Es una Iglesia que se acerca peligrosamente, con arreglo a la más delatora onomástica, a la Iglesia de Laodicea (de laós, pueblo, y díke, juicio = el dictamen del pueblo), y más si a la democracia se la puede definir, como lo hizo alguna vez entre nosotros el padre Carlos Biestro, como un «sistema de gobierno promovido por los usureros para mandar a la humanidad al Cuarto Oscuro». ¡Otra que oscurantismo atizado por las finanzas mundialistas, que a través del IOR gobiernan a la Iglesia! Es la Iglesia de los tiempos de la opinión, en que se plebiscita incluso el Decálogo y se promueve la sinodalidad permanente, con un nuevo Código de Derecho Canónico que postula (canon 336) que el Colegio de los Obispos es, en comunión con su jefe, nada menos que «sujeto del poder supremo y pleno sobre la Iglesia entera». Y es, como en Laodicea, una Iglesia tibia, sin fervor, o con un fervor pautado ante las cámaras, teatralizado, con la ostensible decrepitud de los jóvenes-masa que vitorean al Papa compinche.

Es la Iglesia que ensaya lo inaudito, lo imposible: un Papa dimisionario propter ingravescentem aetatem, devenido ahora Papa Emérito, alternando con otro Papa, sujeto éste sí del poder de jurisdicción, que se presenta escuetamente como «Obispo de Roma». Y que afirma, en la enésima detonación que ensaya, que «el Papa emérito no es una estatua de museo. Es una institución, a la que no estábamos acostumbrados. Sesenta o setenta años atrás, la figura del obispo emérito no existía. Eso vino después del Concilio Vaticano II, y actualmente es una institución. Lo mismo tiene que pasar con el Papa emérito. Benedicto es el primero y tal vez haya otros». Sirvámonos recordar que nada puede repugnar tanto a la mentalidad católica, siquiera en su metafísica, como la poliarquía. Y que la multicefalia es, de hecho, el carácter más saliente de aquella Bestia del Apocalipsis, enemiga de Dios y de sus santos.

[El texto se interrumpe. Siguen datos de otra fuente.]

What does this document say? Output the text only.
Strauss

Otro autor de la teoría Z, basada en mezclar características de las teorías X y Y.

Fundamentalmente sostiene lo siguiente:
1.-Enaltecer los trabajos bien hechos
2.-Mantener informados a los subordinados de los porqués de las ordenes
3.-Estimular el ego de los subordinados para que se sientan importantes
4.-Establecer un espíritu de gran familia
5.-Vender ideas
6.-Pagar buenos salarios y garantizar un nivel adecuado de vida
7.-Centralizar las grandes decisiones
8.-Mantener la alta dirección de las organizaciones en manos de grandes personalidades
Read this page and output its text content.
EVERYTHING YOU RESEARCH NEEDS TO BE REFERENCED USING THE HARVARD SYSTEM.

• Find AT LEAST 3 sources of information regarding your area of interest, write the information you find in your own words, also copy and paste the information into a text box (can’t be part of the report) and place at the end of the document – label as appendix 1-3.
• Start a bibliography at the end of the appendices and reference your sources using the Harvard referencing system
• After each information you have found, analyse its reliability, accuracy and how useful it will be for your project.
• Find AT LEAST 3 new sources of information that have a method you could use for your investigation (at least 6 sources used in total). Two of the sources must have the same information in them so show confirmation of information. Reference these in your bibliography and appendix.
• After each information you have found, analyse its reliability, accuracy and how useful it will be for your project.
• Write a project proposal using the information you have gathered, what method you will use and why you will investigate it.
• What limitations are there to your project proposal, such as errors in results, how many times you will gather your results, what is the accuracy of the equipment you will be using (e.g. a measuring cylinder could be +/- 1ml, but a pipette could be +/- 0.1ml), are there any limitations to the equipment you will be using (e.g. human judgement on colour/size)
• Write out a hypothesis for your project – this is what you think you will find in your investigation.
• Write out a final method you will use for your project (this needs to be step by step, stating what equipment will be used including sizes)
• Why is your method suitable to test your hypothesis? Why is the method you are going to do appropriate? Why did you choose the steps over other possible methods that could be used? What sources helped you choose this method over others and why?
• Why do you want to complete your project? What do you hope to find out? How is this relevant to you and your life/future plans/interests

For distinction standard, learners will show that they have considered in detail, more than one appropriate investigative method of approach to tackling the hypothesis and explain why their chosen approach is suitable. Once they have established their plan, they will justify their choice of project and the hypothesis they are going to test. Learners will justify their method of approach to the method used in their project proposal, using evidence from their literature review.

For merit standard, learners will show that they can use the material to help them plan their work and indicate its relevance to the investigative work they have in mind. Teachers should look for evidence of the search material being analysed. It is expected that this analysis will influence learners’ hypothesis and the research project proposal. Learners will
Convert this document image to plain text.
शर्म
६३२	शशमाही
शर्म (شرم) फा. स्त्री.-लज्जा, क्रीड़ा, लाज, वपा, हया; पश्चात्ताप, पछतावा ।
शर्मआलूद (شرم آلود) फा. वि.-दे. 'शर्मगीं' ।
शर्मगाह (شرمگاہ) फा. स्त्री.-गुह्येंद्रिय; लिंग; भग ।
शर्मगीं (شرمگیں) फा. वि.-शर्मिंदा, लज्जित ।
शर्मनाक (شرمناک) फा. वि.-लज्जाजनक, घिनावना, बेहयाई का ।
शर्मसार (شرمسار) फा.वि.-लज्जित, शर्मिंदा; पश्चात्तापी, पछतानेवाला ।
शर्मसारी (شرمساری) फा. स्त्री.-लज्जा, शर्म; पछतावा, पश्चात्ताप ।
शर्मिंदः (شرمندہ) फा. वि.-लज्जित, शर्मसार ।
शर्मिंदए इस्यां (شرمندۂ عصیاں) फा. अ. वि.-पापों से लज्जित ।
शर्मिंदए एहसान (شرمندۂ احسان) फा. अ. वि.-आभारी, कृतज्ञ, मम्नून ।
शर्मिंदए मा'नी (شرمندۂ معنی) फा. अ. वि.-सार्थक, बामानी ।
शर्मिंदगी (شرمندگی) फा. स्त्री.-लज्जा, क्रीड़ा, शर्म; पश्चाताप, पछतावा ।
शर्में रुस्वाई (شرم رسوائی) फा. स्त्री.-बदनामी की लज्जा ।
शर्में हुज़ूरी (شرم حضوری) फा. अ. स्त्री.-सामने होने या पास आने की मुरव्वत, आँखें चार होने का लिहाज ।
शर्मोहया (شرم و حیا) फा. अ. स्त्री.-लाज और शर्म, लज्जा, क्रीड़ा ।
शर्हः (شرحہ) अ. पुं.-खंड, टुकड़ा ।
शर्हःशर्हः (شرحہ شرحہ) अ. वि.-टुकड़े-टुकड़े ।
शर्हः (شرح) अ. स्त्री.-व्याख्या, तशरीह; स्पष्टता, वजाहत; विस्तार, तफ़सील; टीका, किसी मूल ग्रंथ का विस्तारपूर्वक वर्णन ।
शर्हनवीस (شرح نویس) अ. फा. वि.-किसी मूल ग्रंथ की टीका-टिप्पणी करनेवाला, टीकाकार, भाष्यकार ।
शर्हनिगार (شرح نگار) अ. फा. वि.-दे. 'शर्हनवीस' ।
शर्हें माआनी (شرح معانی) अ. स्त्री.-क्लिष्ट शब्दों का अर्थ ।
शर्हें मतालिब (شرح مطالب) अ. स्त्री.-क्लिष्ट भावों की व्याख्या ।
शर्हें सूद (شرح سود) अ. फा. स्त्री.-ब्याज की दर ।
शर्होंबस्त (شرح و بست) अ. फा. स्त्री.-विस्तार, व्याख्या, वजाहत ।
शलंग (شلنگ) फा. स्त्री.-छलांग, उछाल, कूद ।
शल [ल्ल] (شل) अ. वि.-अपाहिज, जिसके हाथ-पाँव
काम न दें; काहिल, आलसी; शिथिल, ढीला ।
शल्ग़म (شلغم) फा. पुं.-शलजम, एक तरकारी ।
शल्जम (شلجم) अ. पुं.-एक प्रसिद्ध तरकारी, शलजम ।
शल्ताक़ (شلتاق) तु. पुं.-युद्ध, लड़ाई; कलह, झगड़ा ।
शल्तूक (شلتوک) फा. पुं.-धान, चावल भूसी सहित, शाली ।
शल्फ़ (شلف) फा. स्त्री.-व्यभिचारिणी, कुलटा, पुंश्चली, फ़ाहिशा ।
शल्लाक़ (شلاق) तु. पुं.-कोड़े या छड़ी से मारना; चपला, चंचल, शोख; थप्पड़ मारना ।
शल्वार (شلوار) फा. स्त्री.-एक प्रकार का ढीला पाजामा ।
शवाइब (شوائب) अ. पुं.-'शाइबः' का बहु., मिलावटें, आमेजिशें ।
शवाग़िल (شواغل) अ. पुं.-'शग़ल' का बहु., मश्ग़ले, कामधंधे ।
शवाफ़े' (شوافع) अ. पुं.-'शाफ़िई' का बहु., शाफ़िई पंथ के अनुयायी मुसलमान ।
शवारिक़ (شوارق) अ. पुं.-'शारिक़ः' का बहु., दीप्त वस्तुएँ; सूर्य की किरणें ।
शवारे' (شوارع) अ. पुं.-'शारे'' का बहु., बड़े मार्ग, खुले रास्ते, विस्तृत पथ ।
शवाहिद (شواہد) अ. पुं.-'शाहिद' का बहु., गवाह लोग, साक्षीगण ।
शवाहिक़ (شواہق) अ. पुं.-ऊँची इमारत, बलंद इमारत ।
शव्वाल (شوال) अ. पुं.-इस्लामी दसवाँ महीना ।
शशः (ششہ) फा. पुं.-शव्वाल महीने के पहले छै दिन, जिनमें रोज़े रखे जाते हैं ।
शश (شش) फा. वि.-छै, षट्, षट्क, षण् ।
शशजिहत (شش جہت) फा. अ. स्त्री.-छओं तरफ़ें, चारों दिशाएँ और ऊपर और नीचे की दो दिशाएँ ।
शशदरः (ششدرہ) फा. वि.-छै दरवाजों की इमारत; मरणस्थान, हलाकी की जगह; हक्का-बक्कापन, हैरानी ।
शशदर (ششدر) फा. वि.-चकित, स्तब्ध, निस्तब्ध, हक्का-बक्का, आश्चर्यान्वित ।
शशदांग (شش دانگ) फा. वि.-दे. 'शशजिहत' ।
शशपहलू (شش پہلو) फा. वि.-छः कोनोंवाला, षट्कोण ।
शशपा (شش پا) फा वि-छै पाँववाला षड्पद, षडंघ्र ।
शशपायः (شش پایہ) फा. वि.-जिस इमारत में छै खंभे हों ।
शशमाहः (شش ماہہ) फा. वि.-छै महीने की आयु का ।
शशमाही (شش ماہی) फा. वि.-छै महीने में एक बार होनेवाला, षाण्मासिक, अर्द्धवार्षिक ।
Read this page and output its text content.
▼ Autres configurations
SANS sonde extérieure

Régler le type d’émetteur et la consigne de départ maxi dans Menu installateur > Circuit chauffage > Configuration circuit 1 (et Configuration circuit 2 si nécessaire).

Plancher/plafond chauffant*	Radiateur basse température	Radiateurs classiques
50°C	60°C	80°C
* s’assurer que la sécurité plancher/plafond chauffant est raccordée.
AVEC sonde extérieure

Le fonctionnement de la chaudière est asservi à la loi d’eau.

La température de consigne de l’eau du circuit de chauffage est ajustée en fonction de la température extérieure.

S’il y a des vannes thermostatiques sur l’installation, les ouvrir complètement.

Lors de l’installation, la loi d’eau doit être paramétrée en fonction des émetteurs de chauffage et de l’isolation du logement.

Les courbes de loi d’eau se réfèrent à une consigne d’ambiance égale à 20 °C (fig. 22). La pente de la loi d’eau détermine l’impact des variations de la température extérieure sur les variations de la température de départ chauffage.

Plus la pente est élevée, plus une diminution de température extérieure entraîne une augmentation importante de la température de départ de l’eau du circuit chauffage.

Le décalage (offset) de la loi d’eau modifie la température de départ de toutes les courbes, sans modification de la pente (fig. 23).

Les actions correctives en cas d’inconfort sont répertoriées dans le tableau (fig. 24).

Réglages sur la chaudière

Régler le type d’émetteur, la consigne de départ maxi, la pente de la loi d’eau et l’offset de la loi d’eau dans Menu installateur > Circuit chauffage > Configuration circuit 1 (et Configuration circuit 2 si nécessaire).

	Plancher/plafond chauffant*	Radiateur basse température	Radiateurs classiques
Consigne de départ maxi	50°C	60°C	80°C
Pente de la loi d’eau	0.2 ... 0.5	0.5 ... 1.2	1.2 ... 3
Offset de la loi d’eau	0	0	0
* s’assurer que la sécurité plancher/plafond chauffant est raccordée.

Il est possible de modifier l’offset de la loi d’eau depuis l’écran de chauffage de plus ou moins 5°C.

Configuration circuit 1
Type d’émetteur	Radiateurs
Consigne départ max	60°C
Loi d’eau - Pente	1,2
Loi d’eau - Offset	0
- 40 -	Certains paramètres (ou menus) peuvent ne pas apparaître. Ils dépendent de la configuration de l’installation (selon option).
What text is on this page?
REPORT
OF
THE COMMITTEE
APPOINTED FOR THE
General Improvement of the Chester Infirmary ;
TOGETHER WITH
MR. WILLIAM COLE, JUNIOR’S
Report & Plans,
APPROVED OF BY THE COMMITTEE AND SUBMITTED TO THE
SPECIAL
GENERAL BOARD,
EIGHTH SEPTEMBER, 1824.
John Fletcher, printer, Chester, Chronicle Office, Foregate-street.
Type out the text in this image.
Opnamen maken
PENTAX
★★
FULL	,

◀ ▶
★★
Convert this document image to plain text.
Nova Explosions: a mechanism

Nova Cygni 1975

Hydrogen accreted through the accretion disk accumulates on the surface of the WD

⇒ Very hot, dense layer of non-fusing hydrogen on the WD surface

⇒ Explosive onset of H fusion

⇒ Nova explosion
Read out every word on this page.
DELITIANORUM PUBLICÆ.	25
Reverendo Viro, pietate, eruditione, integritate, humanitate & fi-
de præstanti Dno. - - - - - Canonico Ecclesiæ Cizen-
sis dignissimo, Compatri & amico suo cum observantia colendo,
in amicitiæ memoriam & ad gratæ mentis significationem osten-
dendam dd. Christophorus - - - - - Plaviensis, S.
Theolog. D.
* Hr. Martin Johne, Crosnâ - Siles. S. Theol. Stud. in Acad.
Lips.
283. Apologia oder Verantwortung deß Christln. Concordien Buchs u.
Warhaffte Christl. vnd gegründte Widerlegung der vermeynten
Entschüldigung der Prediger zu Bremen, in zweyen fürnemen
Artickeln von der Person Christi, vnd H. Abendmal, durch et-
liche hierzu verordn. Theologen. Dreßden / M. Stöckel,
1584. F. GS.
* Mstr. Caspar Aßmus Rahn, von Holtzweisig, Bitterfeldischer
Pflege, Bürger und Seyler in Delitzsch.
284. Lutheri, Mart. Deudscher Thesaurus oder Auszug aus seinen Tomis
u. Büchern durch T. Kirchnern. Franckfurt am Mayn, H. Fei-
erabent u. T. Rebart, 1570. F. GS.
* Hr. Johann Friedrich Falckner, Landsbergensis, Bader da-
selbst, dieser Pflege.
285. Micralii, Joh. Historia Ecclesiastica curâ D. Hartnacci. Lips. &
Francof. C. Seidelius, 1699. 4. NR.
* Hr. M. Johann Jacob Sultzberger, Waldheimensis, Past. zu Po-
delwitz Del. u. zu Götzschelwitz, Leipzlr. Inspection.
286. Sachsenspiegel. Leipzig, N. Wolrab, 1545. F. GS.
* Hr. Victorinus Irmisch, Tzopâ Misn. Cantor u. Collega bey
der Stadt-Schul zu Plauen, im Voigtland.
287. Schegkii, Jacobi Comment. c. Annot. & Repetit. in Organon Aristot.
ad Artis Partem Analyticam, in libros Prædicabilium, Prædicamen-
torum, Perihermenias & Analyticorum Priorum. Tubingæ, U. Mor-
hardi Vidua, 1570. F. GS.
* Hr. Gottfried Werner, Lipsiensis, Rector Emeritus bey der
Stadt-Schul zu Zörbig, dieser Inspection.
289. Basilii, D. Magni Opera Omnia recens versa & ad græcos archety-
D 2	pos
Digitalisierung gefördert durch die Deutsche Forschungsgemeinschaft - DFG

Tan relevante y de tantas consecuencias es la quiebra de la soberanía suprema del pontífice, o al menos la erosión sistemática de su dignidad, que podrían reconducirse todos los cismas y herejías, en su común motivo impulsor, al rechazo del principio monárquico que anima a la Iglesia. Porque el organismo teológico en pleno se funda en el principio de autoridad, y éste encarna precisamente en aquel a quien Cristo confió las llaves del Reino. Así es como el cisma griego fue preparado, mucho antes de la cuestión del Filioque, por repetidas réplicas al Primado. Y así es como, a instancias de la lógica perversa del naturalismo tan agresivamente en vigor, se consuma el rechazo del Unum que san Agustín asumió del mejor Plotino para aplicarlo al ser inefable de Dios Padre, Causa de la unidad de todas las cosas, de quien el Hijo Unigénito es reflejo e impronta, y a quien a su vez representa Pedro, sumo e infalible doctor.